The other thing I always ask myself when leaving a market is how was the buying atmosphere. Sometimes I leave market depressed that attendance was low, showrooms were empty, and buyers were gloomy. Not this market. Even though the news of the economy is not good, there were lots of buyers who seemed to be spending lots of money, including me.

I found lots of accessories, artificial plants, plastic serving pieces, barbecue utensils, lighting, and fountains. Like you, I have found that accessories do sell; more important, they make our furniture look and sell better. I ordered a lot of artificial plants and trees and great silk flower arrangements. We have carried things like this for several years. Our main line is NDI (http://www.ndi.com) which is very expensive. It always surprises me when a customer buys one of their $200 - $300 arrangements, but I invariably sell out between markets.

While at market, I had the opportunity to spend time with other specialty outdoor furniture retailers. One conversation revolved around a particular retailer’s desire to spend more time with grandchildren and less time at the business. We started talking about plans for retirement when something a rep told me last year came to mind. Our industry leaders are aging. Many of them don’t have children or employees who will continue the business once they retire. Their retirement will be based on the income they get from renting the property their stores were on. Where will vendors get their business from in the future?

If you don’t think this is a problem, ask yourself what is going to happen to your business when you retire? And, how long will it be before you retire? My best friends in the business are baby boomers like me. 2008 was the year when baby boomers started reaching 62, an age when they could begin collecting social security. My children have their own careers and none of them involve outdoor furniture retailing; what about yours? So, with major specialty outdoor furniture chains closing up and other retailers going into retirement, a vendor has to worry about their future. Some are opening retail outlets, some are expanding distribution to warehouse clubs and big boxes, and some are going to use distribution we haven’t thought of yet. What are your ideas about this? Let me know.

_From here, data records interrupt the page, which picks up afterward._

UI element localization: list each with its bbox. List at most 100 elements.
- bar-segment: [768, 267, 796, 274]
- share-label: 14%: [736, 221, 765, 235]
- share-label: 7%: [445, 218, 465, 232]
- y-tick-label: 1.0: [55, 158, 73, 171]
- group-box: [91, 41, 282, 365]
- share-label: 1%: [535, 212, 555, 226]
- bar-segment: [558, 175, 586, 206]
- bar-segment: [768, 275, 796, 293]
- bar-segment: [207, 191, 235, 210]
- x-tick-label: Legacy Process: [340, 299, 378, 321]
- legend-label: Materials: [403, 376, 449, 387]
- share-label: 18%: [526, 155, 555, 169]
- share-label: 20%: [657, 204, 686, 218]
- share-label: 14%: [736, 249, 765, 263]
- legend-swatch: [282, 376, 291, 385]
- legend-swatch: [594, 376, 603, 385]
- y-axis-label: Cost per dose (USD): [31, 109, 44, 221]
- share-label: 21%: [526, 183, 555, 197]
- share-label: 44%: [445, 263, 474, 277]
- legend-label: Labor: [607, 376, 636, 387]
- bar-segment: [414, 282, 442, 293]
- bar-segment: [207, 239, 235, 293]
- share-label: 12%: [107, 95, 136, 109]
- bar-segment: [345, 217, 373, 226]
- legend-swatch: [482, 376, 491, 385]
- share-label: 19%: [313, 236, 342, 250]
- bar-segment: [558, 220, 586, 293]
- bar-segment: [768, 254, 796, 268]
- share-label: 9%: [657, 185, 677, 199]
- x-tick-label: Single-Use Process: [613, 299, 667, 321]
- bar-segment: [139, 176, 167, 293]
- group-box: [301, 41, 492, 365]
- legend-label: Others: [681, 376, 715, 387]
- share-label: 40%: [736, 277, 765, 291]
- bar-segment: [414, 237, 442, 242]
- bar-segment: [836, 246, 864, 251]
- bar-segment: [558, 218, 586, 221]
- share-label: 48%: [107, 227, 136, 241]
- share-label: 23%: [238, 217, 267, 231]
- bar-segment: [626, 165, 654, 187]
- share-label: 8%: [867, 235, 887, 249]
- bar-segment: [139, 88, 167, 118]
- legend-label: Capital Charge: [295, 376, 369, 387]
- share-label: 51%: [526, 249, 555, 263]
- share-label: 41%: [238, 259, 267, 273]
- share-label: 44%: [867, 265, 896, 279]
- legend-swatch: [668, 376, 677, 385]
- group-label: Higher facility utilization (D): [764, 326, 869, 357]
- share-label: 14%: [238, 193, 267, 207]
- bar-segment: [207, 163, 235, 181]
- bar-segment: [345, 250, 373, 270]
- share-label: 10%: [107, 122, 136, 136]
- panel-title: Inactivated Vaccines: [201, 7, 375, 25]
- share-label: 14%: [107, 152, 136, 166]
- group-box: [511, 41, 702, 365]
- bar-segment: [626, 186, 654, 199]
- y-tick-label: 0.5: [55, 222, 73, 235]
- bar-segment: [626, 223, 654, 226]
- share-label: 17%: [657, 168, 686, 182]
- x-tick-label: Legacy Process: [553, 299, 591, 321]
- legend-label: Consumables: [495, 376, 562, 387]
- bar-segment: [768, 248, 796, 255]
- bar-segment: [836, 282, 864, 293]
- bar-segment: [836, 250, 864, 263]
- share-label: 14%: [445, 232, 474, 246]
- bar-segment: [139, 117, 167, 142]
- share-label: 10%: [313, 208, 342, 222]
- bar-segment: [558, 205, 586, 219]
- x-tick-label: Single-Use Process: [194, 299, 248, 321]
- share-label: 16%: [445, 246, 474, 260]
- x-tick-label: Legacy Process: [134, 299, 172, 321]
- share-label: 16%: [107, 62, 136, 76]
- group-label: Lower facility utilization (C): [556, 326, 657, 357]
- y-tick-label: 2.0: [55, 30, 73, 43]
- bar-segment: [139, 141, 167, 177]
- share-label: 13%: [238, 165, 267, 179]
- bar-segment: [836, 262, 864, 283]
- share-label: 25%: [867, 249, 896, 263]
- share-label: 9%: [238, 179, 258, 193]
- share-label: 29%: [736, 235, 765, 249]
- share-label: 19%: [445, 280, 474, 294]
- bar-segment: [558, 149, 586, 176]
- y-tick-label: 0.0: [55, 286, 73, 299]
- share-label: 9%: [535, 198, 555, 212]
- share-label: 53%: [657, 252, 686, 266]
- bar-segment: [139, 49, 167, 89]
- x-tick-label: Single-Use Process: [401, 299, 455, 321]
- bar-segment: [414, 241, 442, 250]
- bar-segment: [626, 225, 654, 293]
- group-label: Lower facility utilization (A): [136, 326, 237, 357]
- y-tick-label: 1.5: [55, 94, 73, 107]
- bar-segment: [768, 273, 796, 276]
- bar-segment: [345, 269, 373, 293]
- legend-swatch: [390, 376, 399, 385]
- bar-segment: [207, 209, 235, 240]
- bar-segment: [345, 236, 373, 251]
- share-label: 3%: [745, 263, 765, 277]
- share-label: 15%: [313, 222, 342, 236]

Finally, the most exciting thing that happened while I was at market occurred during a CFR board meeting. CFR is initiating a monthly series of conference call round table panels. Round table panels are always the most popular activity at our conferences and markets. Starting in March, members of our industry will be able to participate in a free conference call to discuss a different subject every month. March’s topic will be:

How to work with designers and commercial accounts, can you make a profit?

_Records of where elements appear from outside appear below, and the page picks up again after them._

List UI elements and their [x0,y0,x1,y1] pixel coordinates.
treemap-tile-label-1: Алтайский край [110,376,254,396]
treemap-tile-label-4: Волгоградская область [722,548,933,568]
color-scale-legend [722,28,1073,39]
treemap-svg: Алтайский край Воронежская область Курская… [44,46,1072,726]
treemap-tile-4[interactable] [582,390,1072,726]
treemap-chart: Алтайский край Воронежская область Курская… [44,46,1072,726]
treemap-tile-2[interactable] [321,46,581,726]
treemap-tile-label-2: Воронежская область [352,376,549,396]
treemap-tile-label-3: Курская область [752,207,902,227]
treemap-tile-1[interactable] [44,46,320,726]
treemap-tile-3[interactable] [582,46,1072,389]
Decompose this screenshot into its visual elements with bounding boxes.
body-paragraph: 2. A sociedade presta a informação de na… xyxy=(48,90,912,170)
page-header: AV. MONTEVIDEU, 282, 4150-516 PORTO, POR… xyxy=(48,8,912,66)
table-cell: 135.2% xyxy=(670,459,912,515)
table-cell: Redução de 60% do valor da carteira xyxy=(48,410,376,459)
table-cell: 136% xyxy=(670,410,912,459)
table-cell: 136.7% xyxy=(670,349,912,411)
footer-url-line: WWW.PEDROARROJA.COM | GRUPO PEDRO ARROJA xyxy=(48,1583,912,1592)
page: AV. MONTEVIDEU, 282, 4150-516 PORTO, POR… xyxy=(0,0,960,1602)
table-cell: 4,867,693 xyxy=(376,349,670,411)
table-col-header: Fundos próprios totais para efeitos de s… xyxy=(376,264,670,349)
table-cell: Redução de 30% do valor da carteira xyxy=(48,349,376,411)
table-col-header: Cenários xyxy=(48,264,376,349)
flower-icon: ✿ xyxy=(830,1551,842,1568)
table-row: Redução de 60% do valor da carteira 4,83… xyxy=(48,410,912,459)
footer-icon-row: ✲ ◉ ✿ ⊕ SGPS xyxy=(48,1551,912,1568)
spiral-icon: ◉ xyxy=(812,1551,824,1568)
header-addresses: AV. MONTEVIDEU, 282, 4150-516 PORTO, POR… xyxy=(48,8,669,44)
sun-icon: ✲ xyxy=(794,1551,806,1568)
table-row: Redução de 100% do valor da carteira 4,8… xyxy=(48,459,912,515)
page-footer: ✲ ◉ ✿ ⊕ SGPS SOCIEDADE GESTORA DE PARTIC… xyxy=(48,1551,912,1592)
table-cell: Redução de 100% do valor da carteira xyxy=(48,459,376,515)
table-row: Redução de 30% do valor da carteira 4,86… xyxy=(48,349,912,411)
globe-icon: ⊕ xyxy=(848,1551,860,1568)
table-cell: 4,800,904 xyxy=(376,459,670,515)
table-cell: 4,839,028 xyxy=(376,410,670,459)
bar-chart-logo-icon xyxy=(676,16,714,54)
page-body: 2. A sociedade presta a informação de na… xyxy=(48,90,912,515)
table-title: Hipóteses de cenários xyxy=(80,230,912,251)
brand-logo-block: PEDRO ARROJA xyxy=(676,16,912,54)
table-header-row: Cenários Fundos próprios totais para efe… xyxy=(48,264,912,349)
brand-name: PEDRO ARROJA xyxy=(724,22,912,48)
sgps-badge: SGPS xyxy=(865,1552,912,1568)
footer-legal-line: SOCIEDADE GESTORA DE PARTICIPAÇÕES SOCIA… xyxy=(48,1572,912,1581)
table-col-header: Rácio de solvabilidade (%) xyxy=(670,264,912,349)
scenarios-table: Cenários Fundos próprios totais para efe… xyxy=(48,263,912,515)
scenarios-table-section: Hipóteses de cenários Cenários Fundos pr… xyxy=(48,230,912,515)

As I said, the conference call will be free for the first year. You don’t have to be a CFR member or retailer just a member of our industry . . . vendor, rep, retailer, designer, everyone is welcome. CFR will be sending a blast email announcing the date, time, and telephone number to call. To be sure you are on the list contact Janet Svazas at:

jsvazas@integrated-solutions.com

She will add your name to our contact list. Upcoming topics will include advertising strategies, advantages of automated inventory, web strategies, and the advantages and disadvantages of custom order programs. Please let me know if there are any topics you would like us to include in the future.